Quand la Confédération paysanne du Faso dit qu’elle plaide pour la souveraineté nutritionnelle et alimentaire, c’est en termes de renforcement des capacités de la production. Nous ne pouvons pas comprendre que le Burkina Faso, un pays à vocation agricole, importe encore du riz. S’il y a un quota, ça permet à nos riziculteurs de se mettre à l’œuvre pour améliorer la qualité et produire en quantité suffisante.
Quand on prend l’offensive agricole du président, c’est pour atteindre la souveraineté alimentaire. Aujourd’hui, quand vous prenez les régions de l’Ouest telles que les Cascades, le Sud-ouest, les Hauts-Bassins, ce sont des zones rizicoles. Au lieu d’importer 100% de ce produit, nous allons importer par exemple 40% et les 60%, nous allons nous mettre à l’œuvre pour les produire. Cela va nous permettre de nous enrichir et être les différents exportateurs.
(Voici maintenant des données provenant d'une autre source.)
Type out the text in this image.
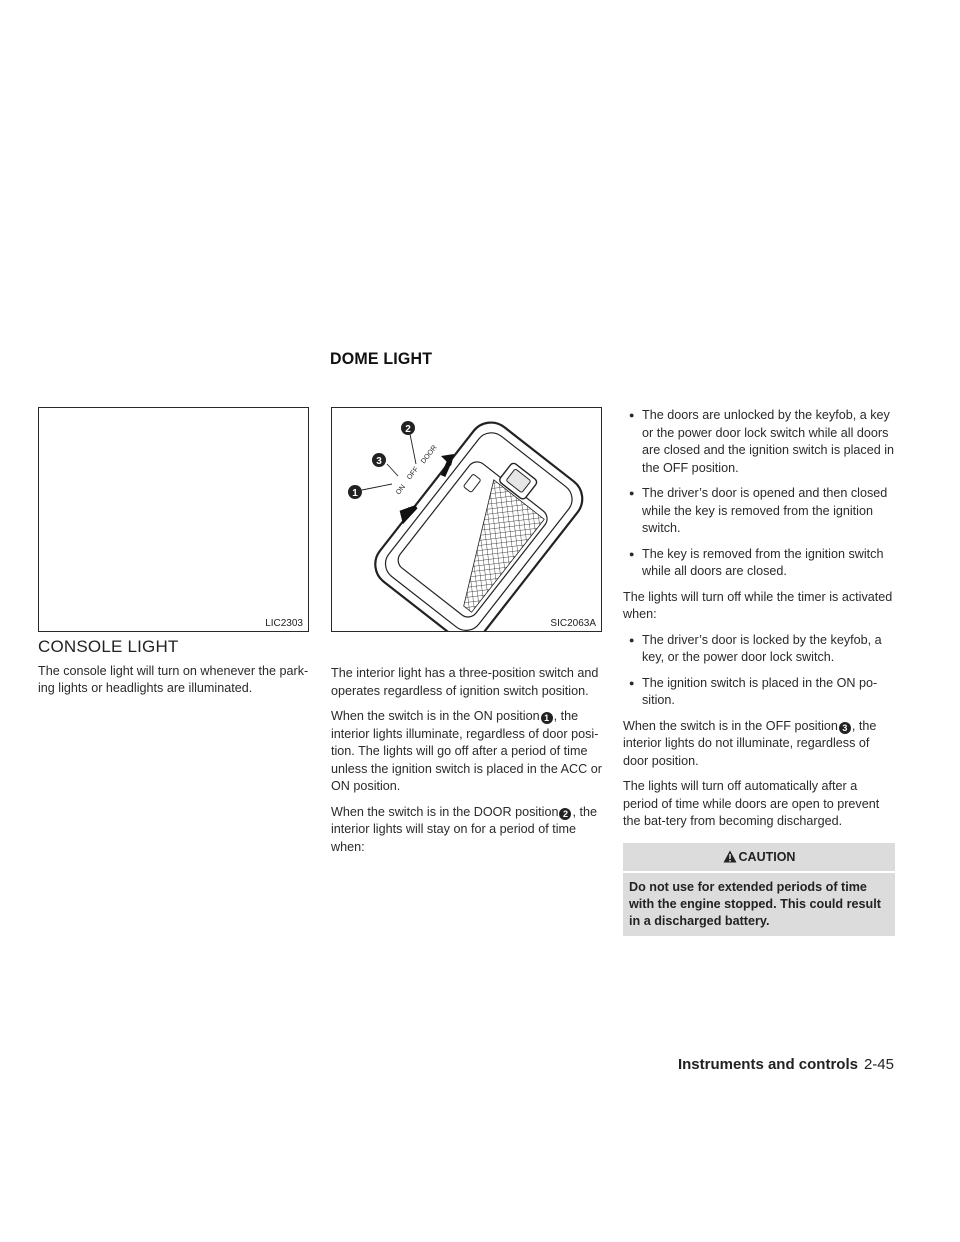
DOME LIGHT
LIC2303
ON
OFF
DOOR
1
3
2
SIC2063A
CONSOLE LIGHT

The console light will turn on whenever the park-ing lights or headlights are illuminated.

The interior light has a three-position switch and operates regardless of ignition switch position.

When the switch is in the ON position 1 , the interior lights illuminate, regardless of door posi-tion. The lights will go off after a period of time unless the ignition switch is placed in the ACC or ON position.

When the switch is in the DOOR position 2 , the interior lights will stay on for a period of time when:

● The doors are unlocked by the keyfob, a key or the power door lock switch while all doors are closed and the ignition switch is placed in the OFF position.
● The driver’s door is opened and then closed while the key is removed from the ignition switch.
● The key is removed from the ignition switch while all doors are closed.

The lights will turn off while the timer is activated when:

● The driver’s door is locked by the keyfob, a key, or the power door lock switch.
● The ignition switch is placed in the ON po-sition.

When the switch is in the OFF position 3 , the interior lights do not illuminate, regardless of door position.

The lights will turn off automatically after a period of time while doors are open to prevent the bat-tery from becoming discharged.

CAUTION
Do not use for extended periods of time with the engine stopped. This could result in a discharged battery.
Instruments and controls 2-45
Pour la mise en œuvre effective de cette décision, qu’est-ce que la CPF souhaiterait voir pour une meilleure protection des paysans ?
La mise en œuvre doit se faire de façon harmonieuse et durable. Nous sommes un pays à vocation agricole où le fonctionnariat est plus développé que l’industrie. On dit qu’il y a à peu près 70 à 80% de la population qui vit du secteur agrosylvopastoral et halieutique. Pourtant, ces 70% n’ont pas de statut. Il faut reconnaître le statut de l’agriculteur. Parce que cela lui donne une responsabilité. Quand on demande aujourd’hui aux opérateurs économiques comment faire venir les engrais au Burkina, c’est leur activité. Mais si on reconnaît à quelqu’un le statut d’agriculteur et qu’on lui demande pourquoi il n’a pas pu produire du riz, il va pouvoir répondre.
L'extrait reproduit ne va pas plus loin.